2004年4月19日 ポツダム発
ナイル川下流デルタ地域で発掘調査を進めていたドイツ・エジプト合同考古学者チームは、プトレマイオス王朝期まで遡る三言語併記(厳密には二言語・三文字併記)の石碑を発掘したと発表しました。ドイツ隊が発掘作業をしていたカイロの北東90キロにあるブバステの遺丘で「全く偶然に」発掘されました。

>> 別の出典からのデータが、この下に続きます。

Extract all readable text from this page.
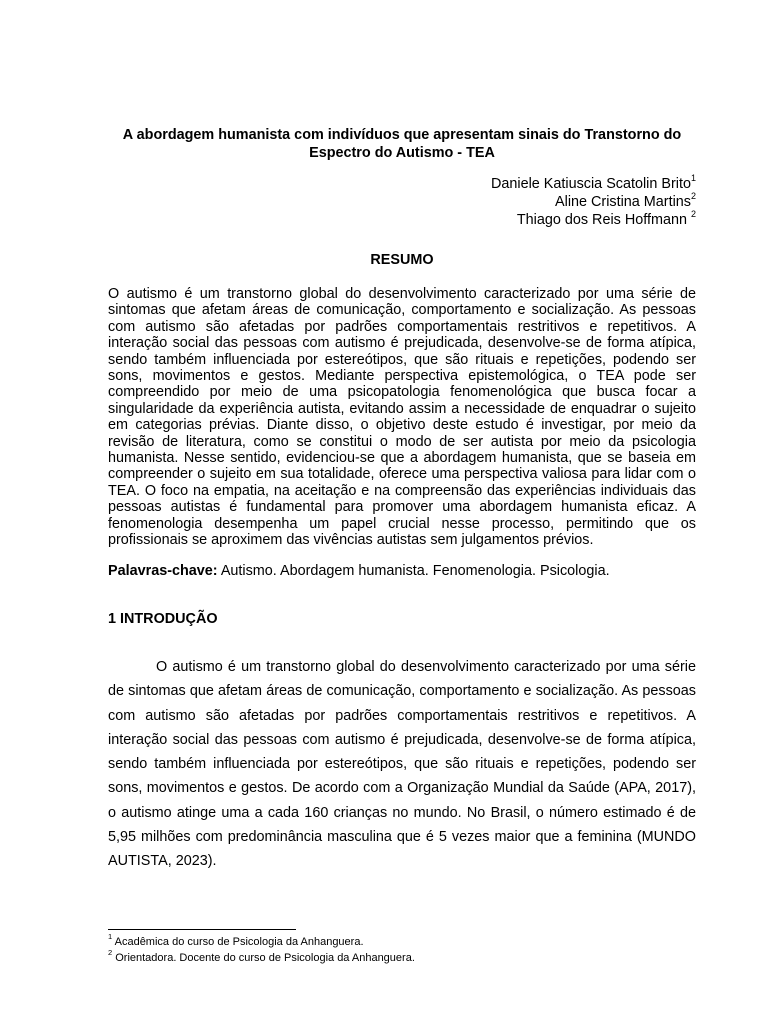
A abordagem humanista com indivíduos que apresentam sinais do Transtorno do Espectro do Autismo - TEA
Daniele Katiuscia Scatolin Brito$^1$
Aline Cristina Martins$^2$
Thiago dos Reis Hoffmann $^2$
RESUMO

O autismo é um transtorno global do desenvolvimento caracterizado por uma série de sintomas que afetam áreas de comunicação, comportamento e socialização. As pessoas com autismo são afetadas por padrões comportamentais restritivos e repetitivos. A interação social das pessoas com autismo é prejudicada, desenvolve-se de forma atípica, sendo também influenciada por estereótipos, que são rituais e repetições, podendo ser sons, movimentos e gestos. Mediante perspectiva epistemológica, o TEA pode ser compreendido por meio de uma psicopatologia fenomenológica que busca focar a singularidade da experiência autista, evitando assim a necessidade de enquadrar o sujeito em categorias prévias. Diante disso, o objetivo deste estudo é investigar, por meio da revisão de literatura, como se constitui o modo de ser autista por meio da psicologia humanista. Nesse sentido, evidenciou-se que a abordagem humanista, que se baseia em compreender o sujeito em sua totalidade, oferece uma perspectiva valiosa para lidar com o TEA. O foco na empatia, na aceitação e na compreensão das experiências individuais das pessoas autistas é fundamental para promover uma abordagem humanista eficaz. A fenomenologia desempenha um papel crucial nesse processo, permitindo que os profissionais se aproximem das vivências autistas sem julgamentos prévios.

Palavras-chave: Autismo. Abordagem humanista. Fenomenologia. Psicologia.
1 INTRODUÇÃO

O autismo é um transtorno global do desenvolvimento caracterizado por uma série de sintomas que afetam áreas de comunicação, comportamento e socialização. As pessoas com autismo são afetadas por padrões comportamentais restritivos e repetitivos. A interação social das pessoas com autismo é prejudicada, desenvolve-se de forma atípica, sendo também influenciada por estereótipos, que são rituais e repetições, podendo ser sons, movimentos e gestos. De acordo com a Organização Mundial da Saúde (APA, 2017), o autismo atinge uma a cada 160 crianças no mundo. No Brasil, o número estimado é de 5,95 milhões com predominância masculina que é 5 vezes maior que a feminina (MUNDO AUTISTA, 2023).

$^1$ Acadêmica do curso de Psicologia da Anhanguera.
$^2$ Orientadora. Docente do curso de Psicologia da Anhanguera.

この石碑は、灰色の花崗岩で作られており、高さ99センチ、幅84センチあります。
この石碑には、ヒエログリフ(聖刻文字)のテキストの後に、ギリシャ語テキスト67行、デモテック(民衆文字)のテキスト24行が併記されています。これは紀元前238年、プトレマイオス王朝の第三代目の王エウロゲーテス一世の時代に言及しています。

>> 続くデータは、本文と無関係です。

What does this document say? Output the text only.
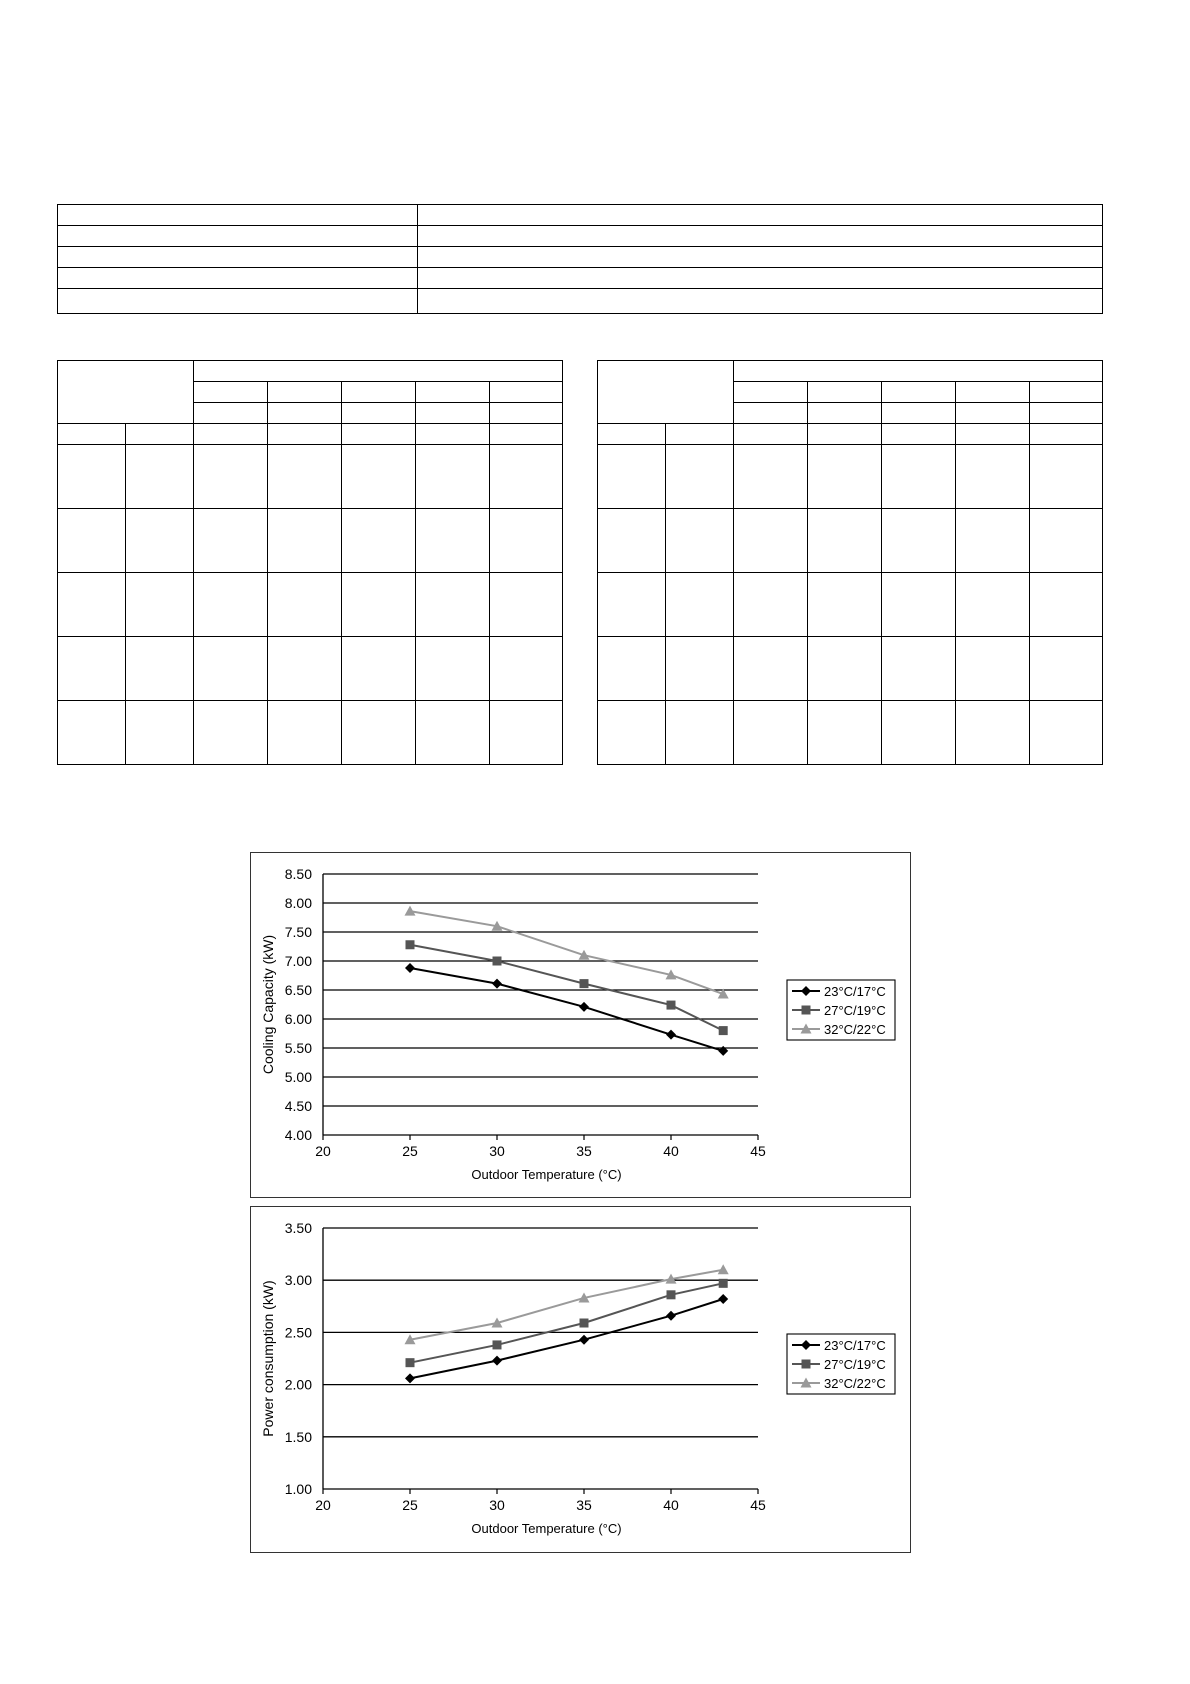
4.00
4.50
5.00
5.50
6.00
6.50
7.00
7.50
8.00
8.50
20	25	30	35	40	45
Outdoor Temperature (°C)
Cooling Capacity (kW)	23°C/17°C
27°C/19°C
32°C/22°C
1.00
1.50
2.00
2.50
3.00
3.50
20	25	30	35	40	45
Outdoor Temperature (°C)
Power consumption (kW)	23°C/17°C
27°C/19°C
32°C/22°C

ポツダム大学のエジプト学者であるクリスチャン・テーツエは以下のように語っています。
「これは過去120年間にエジプトで発掘されたこの種の遺物の中では注目すべき、最も重要なものです。この碑文が重要であるのは、これが古代エジプト暦の改革についての勅令であるからです。この暦の改革は、実際には、250年後のジュリアス・シーザーの支配下にあった時代に至って実施されたものです。
この王は、他の業績とともにシリヤ、フェニキア、キプロスから穀物を輸入して、古代エジプトにおける飢饉の被害を軽減したことで称賛されています。プトレマイオス王朝の第三代目の王の権勢と恩恵とを明らかにするテキストです。

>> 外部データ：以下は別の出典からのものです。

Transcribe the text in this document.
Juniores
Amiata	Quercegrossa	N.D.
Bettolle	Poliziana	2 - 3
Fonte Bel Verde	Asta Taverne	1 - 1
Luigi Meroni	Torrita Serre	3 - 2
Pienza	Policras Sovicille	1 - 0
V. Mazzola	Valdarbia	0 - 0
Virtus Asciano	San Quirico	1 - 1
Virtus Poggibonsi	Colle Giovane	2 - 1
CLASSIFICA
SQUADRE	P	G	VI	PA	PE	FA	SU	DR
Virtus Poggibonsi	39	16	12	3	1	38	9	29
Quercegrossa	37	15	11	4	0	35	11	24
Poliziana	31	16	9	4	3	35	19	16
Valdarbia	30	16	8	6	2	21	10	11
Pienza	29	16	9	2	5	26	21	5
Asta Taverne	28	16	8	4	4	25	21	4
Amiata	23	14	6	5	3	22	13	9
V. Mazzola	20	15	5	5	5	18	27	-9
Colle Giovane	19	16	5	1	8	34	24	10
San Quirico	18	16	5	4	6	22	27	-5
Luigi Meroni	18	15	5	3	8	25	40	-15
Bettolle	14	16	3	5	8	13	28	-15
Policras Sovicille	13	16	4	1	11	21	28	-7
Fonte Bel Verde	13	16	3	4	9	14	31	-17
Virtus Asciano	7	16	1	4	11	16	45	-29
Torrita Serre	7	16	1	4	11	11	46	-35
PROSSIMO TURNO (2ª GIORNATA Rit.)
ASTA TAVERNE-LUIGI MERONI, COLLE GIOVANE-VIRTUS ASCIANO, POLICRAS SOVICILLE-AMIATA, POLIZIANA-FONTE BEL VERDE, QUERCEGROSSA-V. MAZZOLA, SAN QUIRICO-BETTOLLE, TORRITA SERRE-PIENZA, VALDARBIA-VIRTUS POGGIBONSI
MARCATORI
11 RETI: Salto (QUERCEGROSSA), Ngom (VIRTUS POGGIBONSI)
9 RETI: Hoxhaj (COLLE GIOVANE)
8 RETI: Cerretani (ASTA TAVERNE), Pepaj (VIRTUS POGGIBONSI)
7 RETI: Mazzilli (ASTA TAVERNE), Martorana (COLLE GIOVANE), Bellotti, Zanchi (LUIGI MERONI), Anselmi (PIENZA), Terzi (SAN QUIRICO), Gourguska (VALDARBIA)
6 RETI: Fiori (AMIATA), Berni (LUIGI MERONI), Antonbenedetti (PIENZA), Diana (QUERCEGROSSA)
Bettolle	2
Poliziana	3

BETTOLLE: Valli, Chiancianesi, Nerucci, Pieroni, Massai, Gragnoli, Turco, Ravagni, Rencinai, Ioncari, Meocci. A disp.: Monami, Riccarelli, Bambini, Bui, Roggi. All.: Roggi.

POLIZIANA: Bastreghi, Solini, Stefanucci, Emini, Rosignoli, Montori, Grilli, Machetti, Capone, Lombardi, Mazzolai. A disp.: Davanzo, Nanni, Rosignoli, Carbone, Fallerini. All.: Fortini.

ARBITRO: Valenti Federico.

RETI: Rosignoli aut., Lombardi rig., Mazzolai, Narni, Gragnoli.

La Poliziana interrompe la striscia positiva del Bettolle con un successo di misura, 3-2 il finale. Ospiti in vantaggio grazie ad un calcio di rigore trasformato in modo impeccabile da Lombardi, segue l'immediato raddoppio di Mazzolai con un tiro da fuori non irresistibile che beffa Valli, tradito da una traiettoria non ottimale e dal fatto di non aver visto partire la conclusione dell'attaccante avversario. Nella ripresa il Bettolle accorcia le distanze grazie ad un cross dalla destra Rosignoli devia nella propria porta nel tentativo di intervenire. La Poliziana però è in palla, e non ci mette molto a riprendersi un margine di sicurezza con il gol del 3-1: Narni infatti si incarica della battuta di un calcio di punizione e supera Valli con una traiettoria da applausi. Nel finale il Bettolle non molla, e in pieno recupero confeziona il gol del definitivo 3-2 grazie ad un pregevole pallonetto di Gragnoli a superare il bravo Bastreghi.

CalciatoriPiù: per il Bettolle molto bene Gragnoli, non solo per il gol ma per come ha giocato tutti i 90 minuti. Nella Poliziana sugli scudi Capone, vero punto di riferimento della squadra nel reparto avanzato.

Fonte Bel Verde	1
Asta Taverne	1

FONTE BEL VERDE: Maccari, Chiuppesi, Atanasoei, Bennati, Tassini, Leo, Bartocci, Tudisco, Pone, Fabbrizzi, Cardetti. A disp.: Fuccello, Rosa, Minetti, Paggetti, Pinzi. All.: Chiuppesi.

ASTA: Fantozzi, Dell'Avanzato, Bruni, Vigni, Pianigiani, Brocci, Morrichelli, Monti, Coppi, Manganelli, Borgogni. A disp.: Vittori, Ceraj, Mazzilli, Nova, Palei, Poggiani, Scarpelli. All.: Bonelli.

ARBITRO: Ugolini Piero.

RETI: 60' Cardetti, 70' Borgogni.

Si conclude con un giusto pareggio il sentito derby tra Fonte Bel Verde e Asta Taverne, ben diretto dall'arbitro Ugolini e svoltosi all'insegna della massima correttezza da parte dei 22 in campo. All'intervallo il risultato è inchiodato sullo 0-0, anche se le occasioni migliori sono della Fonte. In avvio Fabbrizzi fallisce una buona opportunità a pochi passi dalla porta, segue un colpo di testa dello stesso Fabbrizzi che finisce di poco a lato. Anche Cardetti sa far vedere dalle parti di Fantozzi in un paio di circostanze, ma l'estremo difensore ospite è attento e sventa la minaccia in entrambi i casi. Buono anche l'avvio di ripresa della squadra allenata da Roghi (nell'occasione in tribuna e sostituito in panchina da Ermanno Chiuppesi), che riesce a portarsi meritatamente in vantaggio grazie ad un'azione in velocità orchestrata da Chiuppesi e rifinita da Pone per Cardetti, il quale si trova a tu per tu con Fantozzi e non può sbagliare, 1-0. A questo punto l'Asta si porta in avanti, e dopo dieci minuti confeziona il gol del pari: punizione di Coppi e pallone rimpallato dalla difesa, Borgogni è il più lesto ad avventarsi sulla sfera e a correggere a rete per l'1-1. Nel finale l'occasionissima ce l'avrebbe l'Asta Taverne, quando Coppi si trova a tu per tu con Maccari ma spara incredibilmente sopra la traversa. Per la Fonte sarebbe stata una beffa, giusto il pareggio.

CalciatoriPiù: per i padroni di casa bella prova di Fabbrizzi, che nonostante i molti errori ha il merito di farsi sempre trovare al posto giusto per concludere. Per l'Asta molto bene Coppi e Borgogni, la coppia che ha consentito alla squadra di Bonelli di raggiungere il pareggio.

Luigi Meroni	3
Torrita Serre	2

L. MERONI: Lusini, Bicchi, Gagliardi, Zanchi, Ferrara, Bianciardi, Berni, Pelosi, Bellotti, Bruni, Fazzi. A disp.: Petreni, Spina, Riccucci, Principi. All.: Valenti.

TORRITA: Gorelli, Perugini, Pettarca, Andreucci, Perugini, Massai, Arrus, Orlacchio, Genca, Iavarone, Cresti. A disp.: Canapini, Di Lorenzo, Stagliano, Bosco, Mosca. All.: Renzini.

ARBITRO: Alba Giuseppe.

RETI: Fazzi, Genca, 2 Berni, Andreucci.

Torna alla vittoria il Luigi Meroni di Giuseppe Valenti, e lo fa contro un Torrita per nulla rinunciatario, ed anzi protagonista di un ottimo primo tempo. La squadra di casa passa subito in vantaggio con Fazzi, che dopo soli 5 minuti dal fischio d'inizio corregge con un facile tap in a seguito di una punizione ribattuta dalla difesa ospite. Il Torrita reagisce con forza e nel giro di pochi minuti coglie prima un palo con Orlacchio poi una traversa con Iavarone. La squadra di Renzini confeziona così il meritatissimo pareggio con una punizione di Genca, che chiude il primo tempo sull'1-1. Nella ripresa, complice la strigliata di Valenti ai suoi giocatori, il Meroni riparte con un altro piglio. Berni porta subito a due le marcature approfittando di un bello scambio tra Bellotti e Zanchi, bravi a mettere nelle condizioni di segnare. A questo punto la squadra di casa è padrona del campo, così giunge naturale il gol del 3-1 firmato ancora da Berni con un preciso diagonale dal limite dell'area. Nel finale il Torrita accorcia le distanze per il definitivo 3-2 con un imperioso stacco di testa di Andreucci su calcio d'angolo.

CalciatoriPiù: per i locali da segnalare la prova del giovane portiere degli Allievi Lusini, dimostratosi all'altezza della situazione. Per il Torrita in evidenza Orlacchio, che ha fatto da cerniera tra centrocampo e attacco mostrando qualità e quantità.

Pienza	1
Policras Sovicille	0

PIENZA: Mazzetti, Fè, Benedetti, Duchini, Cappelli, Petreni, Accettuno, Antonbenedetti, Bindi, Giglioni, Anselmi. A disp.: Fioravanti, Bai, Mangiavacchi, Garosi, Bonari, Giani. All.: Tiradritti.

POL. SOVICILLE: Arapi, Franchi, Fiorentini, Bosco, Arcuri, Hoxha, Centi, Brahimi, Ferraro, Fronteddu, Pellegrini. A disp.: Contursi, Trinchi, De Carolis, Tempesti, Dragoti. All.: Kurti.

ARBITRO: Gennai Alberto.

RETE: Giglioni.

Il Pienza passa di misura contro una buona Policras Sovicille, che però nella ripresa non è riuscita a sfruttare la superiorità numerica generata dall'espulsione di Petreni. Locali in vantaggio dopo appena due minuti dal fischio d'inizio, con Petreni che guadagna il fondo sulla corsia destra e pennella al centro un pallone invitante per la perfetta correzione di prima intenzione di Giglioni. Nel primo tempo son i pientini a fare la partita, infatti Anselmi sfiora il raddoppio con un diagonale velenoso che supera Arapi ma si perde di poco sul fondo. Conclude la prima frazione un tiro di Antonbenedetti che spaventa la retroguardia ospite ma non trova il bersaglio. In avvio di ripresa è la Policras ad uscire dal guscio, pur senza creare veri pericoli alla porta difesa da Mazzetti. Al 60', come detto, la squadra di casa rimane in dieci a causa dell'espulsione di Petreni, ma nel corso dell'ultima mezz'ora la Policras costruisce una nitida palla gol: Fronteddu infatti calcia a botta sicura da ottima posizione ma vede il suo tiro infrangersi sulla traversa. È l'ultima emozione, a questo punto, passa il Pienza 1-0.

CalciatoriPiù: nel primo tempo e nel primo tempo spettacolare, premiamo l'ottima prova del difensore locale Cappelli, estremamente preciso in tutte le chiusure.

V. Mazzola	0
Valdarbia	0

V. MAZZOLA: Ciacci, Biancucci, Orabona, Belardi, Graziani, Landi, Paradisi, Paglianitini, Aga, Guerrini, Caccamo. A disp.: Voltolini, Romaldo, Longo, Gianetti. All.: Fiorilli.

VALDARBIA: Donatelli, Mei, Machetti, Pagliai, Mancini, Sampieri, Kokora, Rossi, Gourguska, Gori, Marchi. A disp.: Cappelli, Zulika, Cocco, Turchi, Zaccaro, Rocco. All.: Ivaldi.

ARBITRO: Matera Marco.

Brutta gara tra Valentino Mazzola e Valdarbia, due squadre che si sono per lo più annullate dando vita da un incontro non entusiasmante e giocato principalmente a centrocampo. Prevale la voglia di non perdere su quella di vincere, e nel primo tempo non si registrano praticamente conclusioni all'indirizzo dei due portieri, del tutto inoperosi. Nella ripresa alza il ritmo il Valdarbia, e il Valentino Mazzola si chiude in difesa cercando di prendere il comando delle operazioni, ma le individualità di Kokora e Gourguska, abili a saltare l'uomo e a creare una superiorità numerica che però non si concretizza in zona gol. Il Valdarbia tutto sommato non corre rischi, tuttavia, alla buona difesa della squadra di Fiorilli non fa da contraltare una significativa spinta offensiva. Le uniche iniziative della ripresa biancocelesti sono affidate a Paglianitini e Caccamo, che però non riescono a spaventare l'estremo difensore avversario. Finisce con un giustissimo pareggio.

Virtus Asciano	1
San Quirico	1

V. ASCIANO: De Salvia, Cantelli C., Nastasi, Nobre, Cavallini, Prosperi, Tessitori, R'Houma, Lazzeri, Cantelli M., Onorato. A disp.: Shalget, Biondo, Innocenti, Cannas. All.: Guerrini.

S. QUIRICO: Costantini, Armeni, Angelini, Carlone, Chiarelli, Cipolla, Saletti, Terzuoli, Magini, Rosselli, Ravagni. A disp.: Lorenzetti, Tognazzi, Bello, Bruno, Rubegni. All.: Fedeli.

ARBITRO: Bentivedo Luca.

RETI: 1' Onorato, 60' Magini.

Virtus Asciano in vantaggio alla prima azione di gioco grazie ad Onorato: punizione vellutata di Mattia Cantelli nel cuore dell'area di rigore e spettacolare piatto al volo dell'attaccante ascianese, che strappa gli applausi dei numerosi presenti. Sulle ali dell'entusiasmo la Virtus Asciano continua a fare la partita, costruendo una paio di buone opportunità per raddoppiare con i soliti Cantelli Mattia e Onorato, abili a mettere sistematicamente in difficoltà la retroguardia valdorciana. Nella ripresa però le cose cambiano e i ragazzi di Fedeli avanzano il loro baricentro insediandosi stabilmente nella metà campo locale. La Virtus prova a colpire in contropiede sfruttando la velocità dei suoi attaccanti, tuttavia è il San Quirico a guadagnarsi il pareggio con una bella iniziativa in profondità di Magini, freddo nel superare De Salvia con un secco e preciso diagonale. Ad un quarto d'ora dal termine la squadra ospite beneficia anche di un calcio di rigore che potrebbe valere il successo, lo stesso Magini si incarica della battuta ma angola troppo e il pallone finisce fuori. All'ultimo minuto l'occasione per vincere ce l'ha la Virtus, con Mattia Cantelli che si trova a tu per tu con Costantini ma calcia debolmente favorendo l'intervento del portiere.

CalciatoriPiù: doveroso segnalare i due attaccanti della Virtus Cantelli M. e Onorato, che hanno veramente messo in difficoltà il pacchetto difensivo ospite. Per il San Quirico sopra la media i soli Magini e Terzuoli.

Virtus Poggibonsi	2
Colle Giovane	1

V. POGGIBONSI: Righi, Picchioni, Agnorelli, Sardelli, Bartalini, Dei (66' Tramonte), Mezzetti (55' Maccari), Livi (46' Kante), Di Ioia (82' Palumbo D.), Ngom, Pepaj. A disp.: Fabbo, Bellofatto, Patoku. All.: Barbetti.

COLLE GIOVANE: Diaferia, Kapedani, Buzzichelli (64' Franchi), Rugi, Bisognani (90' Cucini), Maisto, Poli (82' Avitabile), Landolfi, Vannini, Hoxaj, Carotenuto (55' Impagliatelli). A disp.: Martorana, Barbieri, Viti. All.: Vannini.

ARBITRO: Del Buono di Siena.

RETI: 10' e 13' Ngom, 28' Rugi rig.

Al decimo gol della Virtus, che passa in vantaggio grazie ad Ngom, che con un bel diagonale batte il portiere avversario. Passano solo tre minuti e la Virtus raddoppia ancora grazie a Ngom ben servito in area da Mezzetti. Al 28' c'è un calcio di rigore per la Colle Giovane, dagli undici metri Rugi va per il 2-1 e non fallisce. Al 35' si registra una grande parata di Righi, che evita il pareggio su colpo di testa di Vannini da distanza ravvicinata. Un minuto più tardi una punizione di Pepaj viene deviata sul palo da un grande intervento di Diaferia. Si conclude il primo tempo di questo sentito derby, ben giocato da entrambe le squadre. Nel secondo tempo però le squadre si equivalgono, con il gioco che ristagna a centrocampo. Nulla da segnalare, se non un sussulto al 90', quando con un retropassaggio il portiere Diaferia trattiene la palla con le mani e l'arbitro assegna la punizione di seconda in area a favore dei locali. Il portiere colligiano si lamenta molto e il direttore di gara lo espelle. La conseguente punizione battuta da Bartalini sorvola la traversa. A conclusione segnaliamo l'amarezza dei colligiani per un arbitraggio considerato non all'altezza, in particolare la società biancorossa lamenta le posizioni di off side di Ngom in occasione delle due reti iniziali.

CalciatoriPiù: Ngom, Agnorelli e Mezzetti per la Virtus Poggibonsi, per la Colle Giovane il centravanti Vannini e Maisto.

ブバステは紀元前8世紀にはエジプトの首都でした。ドイツ隊が発掘作業をしていた神殿は地震によって破壊されたと言われています。」
(J.サソン氏より提供)
3月22日~4月1日のTMBAエジプト旅行中に、私たち一行がブバステを訪れた際、ちょうどその時、この発見の報道のためにテレビ撮影が行われていました。その時には、これほど大きな発見だとは夢にも思いませんでした。